Anna Petrovna Ostroumova-Lebedeva
Ostroumova-Lebedeva, Anna Petrovna
Born May 5 (17), 1871, in St. Petersburg; died May 5, 1955, in Leningrad. Soviet engraver and watercolorist. People’s Artist of the RSFSR (1946). Member of the Academy of Arts of the USSR (1949).
From 1892 to 1900, Ostroumova-Lebedeva studied under V. V. Mate and I. E. Repin at the St. Petersburg Academy of Arts. In 1898 and 1899 she worked in the studio of James Whistler in Paris. She joined the World of Art group in 1899 and the Four Arts group in 1924. Known principally as a master of landscapes, she initiated the revival of original Russian wood engravings, colored as well as black-and-white. She is also known for her lithographs and watercolors.
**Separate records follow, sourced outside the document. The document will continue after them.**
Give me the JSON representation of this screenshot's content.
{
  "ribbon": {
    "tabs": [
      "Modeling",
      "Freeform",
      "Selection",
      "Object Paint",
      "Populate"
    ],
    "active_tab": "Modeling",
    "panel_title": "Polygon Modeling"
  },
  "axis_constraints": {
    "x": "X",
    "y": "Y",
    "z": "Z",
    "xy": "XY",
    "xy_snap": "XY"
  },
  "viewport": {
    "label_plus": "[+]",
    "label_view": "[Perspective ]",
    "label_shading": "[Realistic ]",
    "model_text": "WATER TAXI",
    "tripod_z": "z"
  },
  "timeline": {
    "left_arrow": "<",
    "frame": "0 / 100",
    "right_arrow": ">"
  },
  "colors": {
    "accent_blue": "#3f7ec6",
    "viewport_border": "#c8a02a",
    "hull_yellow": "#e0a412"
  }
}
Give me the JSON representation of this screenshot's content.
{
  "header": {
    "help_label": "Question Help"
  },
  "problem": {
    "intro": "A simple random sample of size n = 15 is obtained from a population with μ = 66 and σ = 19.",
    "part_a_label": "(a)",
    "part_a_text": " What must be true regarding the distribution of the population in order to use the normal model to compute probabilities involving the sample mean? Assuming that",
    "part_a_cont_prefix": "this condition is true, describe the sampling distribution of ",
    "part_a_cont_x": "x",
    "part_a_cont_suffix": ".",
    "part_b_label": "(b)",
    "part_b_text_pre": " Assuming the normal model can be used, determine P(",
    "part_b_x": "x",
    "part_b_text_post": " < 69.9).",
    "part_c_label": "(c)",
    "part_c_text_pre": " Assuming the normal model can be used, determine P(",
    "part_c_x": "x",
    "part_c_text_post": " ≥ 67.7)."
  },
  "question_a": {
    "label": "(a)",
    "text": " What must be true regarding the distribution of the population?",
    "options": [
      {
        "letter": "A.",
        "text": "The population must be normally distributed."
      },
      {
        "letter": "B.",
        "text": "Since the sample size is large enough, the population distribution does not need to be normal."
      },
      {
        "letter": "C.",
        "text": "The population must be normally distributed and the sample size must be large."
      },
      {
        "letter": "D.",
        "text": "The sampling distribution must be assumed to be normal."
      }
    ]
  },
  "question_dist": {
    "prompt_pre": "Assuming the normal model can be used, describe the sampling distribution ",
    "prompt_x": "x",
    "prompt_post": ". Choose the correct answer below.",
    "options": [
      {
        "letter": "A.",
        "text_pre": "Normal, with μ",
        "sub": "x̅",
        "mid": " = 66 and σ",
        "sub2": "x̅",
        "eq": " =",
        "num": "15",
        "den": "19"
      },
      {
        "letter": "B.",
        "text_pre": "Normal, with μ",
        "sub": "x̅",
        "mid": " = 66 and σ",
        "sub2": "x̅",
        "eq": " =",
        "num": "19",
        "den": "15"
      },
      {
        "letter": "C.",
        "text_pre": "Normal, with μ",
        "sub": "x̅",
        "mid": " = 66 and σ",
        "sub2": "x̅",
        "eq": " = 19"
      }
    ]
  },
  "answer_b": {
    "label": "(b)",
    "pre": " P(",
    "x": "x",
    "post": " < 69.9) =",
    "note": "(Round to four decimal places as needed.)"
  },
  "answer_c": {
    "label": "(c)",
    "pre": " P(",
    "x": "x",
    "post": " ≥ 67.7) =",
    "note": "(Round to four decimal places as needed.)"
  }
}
Ostroumova-Lebedeva’s chief works, views of St. Petersburg and later of Leningrad and its surroundings, bring out the fusion of architecture with the natural environment. Their composition is clear, their coloring rich and natural, and their imagery poetic and unified. Examples are the series of wood engravings St. Petersburg (1908–10) and Pavlovsk (1922–23), the album of lithographs St. Petersburg (1922), and the watercolors The Field of Mars (1922, Tret’iakov Gallery) and The Engineers’ Castle Covered with Hoarfrost (1929, Russian Museum, Leningrad). Ostroumova-Lebedeva was awarded the Order of the Red Banner of Labor.